As we hit the worst of the winter weather and the inevitable cancellations of both training and matches that come at this time of year, I was trying to think of a more influential innovation for the grassroots game than 3G pitches. It’s hard to think of anything that has shaped the landscape quite as noticeably as the rise of artificial pitches. While our grass fields sit frozen, waterlogged or taped off during much of the winter, the artificial pitch is lit up, full of players and hosting session after session without any interruption. These pitches have kept football alive through our winters that once wiped out weeks of development and playing opportunities at a time. They’ve given young people and communities and reliable places to play, and for many clubs they’ve been an absolute lifeline and an antidote to disjointed seasons with no momentum. While these surfaces bring consistency and welcome stability, they also change the feel of the game in ways that matter, bringing about developments in technique and decision making in the last 20 years.

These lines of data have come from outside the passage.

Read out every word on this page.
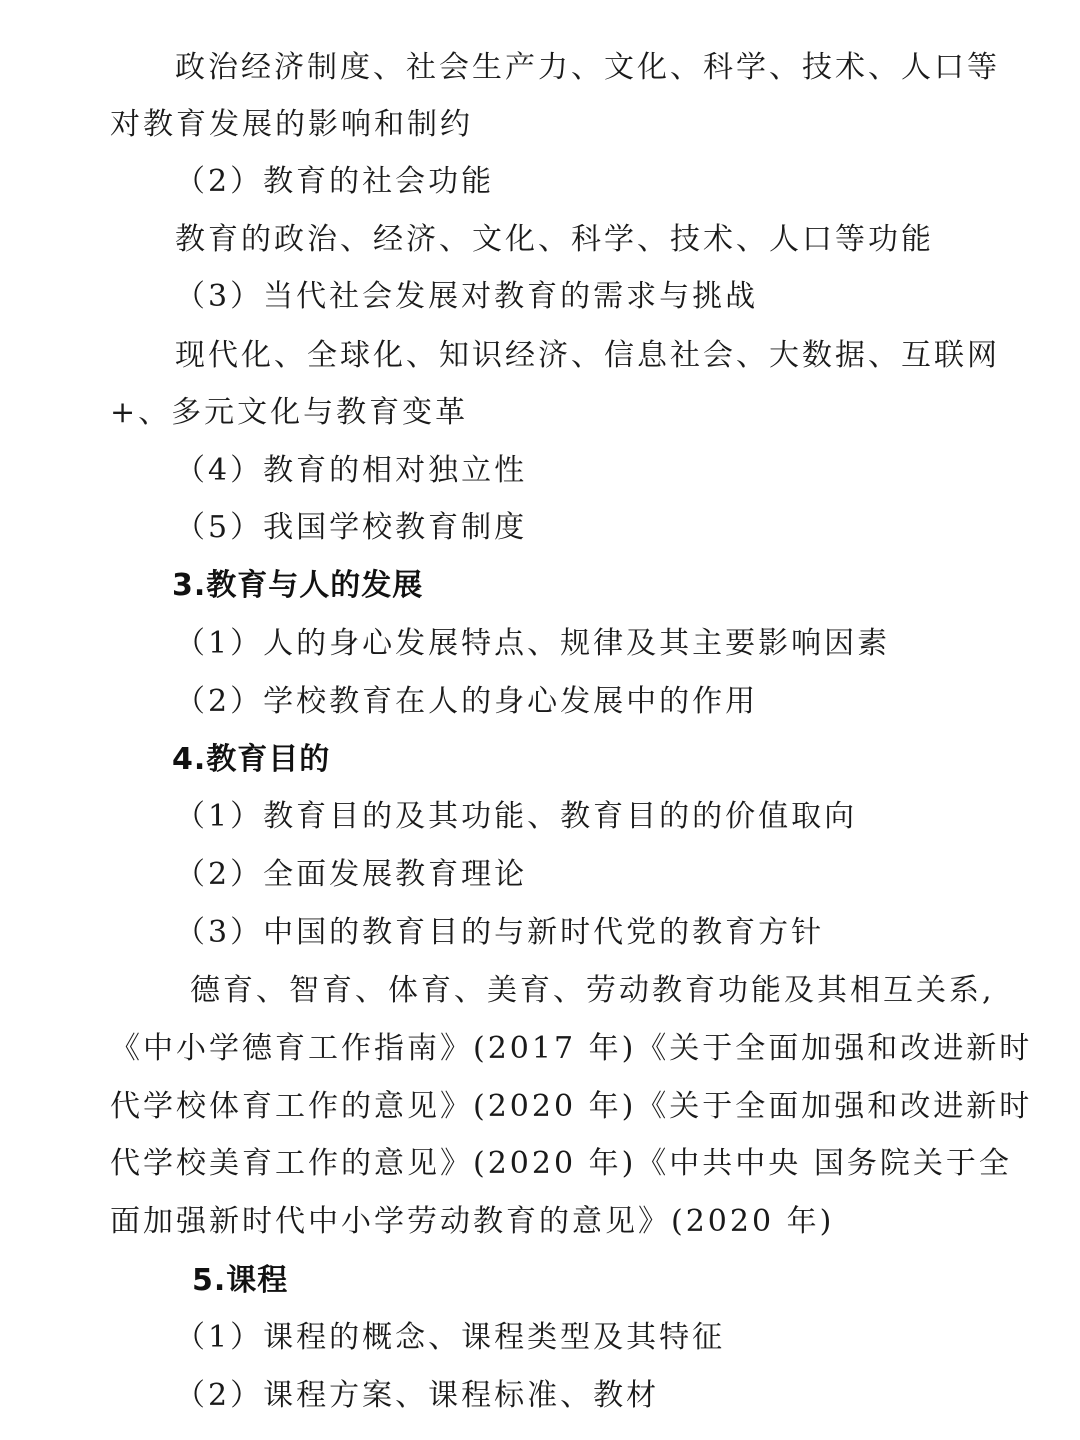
政治经济制度、社会生产力、文化、科学、技术、人口等
对教育发展的影响和制约
（2）教育的社会功能
教育的政治、经济、文化、科学、技术、人口等功能
（3）当代社会发展对教育的需求与挑战
现代化、全球化、知识经济、信息社会、大数据、互联网
+、多元文化与教育变革
（4）教育的相对独立性
（5）我国学校教育制度
3.教育与人的发展
（1）人的身心发展特点、规律及其主要影响因素
（2）学校教育在人的身心发展中的作用
4.教育目的
（1）教育目的及其功能、教育目的的价值取向
（2）全面发展教育理论
（3）中国的教育目的与新时代党的教育方针
德育、智育、体育、美育、劳动教育功能及其相互关系,
《中小学德育工作指南》(2017 年)《关于全面加强和改进新时
代学校体育工作的意见》(2020 年)《关于全面加强和改进新时
代学校美育工作的意见》(2020 年)《中共中央 国务院关于全
面加强新时代中小学劳动教育的意见》(2020 年)
5.课程
（1）课程的概念、课程类型及其特征
（2）课程方案、课程标准、教材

I’m a traditionalist at heart but grass, no matter how well it’s cared for, has its limitations. Heavy rain, frost, overuse and the short winter days all work against it. Entire training blocks get disrupted because pitches simply can’t cope and teams can go weeks on end without a match as our team of volunteers fight losing battles against the great British weather. When a team only trains once a week, cancelled sessions feel like a step backwards. Artificial surfaces cut through all of that. They don’t hold water and don’t churn into mud. They can be used back to back for both matches and training without needing time to recover. For young players trying to develop their skills, this increased access alone makes a huge difference. More touches, more structured practice, fewer unplanned breaks all add up to more meaningful touches of the ball which is the biggest broad brush driver of development.
Artificial pitches also open up the opportunity to play a different type of football and it’s when the ball rolls that the difference between the two surfaces becomes most obvious. Grass changes constantly, even within the same match. The moisture, length of cut, even a divot from an earlier tackle all influences how the ball behaves. On one pass the ball might zip across the top of the wet surface, on the next it might hold up and get stuck in standing water. Whilst players learn to judge bounces, watch for bobbles and adjust their body shape accordingly it can be difficult to become technically masterful when you can’t trust how the ball will behave. Artificial surfaces remove a lot of the uncertainty with the ball travelling faster, staying truer and behaving exactly as expected. For young players still developing the basics, that predictability can be incredibly helpful and their first touch feels cleaner and their passes reach their intended target. Their confidence grows, and confidence is a powerful accelerator in youth development.
Whilst all of that is to be welcomed, at the same time that predictability can create some blind spots. Children who grow up exclusively on synthetic pitches sometimes can’t cope when they meet a real grass winter pitch where the ball sticks under their feet, the game slows down to an attritional slog in the mud and a bouncing clearance behaves however it likes. A player who looks technically tidy on 3G can get lost in the rough elements of grass, especially in grassroots leagues where pitch quality varies wildly from week to week.
The reliability of artificial pitches can also influence how teams play, enabling them to be more ambitious and progressive in their approach. As the ball moves so smoothly, players feel more comfortable receiving under pressure, combinations are easier to execute, and building from the back can become a natural part of game play. These are positive developments, and many young teams now play more attractive, possession based football partly because of the surfaces available to them. With most matches still played on grass, the majority of games can look very different to this. Teams accustomed to a quick, clean surface can look all at sea when the game is played on an unpredictable pitch and passes bobble or hold up in the mud. As a result the game can become territory based which is a massive throw back to how the game used to be played when we failed to produce enough technical footballers.
On the artificial turf, the ball sits perfectly every time, and players often find it easier to strike through the ball cleanly, building confidence in their ball striking and passing over distance. Our Goalkeepers, too, benefit from predictable bounces, making handling more straightforward. But this reduced variability can also limit a player’s exposure to reading awkward spins, erratic bounces or shots that skid unpredictably all of which are common features on natural pitches during the British winter and sharpen a keeper’s reactions.
Probably the biggest advantages of synthetic pitches is simply the volume of football they allow.
A good quality artificial surface can host several age groups in an evening without deteriorating.
Community clubs with limited resources have suddenly gained the ability to run programmes consistently, reliably and safely. More sessions mean more touches, and more touches always means accelerated development. My Dad would often speak about “playing out in the street” to get extra practice. Today, for many children, the artificial pitch has become that modern equivalent as the place where they can play without disruption, all year round, under the lights.
For grassroots coaches, the challenge lies in using artificial pitches to enhance development rather than define it. Training on 3G surfaces can dramatically improve how players look after the ball and the speed at which they can move it. It allows coaches to implement intricate tactical ideas more effectively because players can rely on consistent ball movement. Yet young players who grow up experiencing both environments will arguably be better equipped than the generation before them. They will learn precision from one surface and adaptability from the other developing confidence through familiarity but gaining resilience through exposure to challenges. Whilst 3G pitches have been a brilliant innovation for grassroots football, I don’t think it’s time to move away from our traditional grass pitches just yet.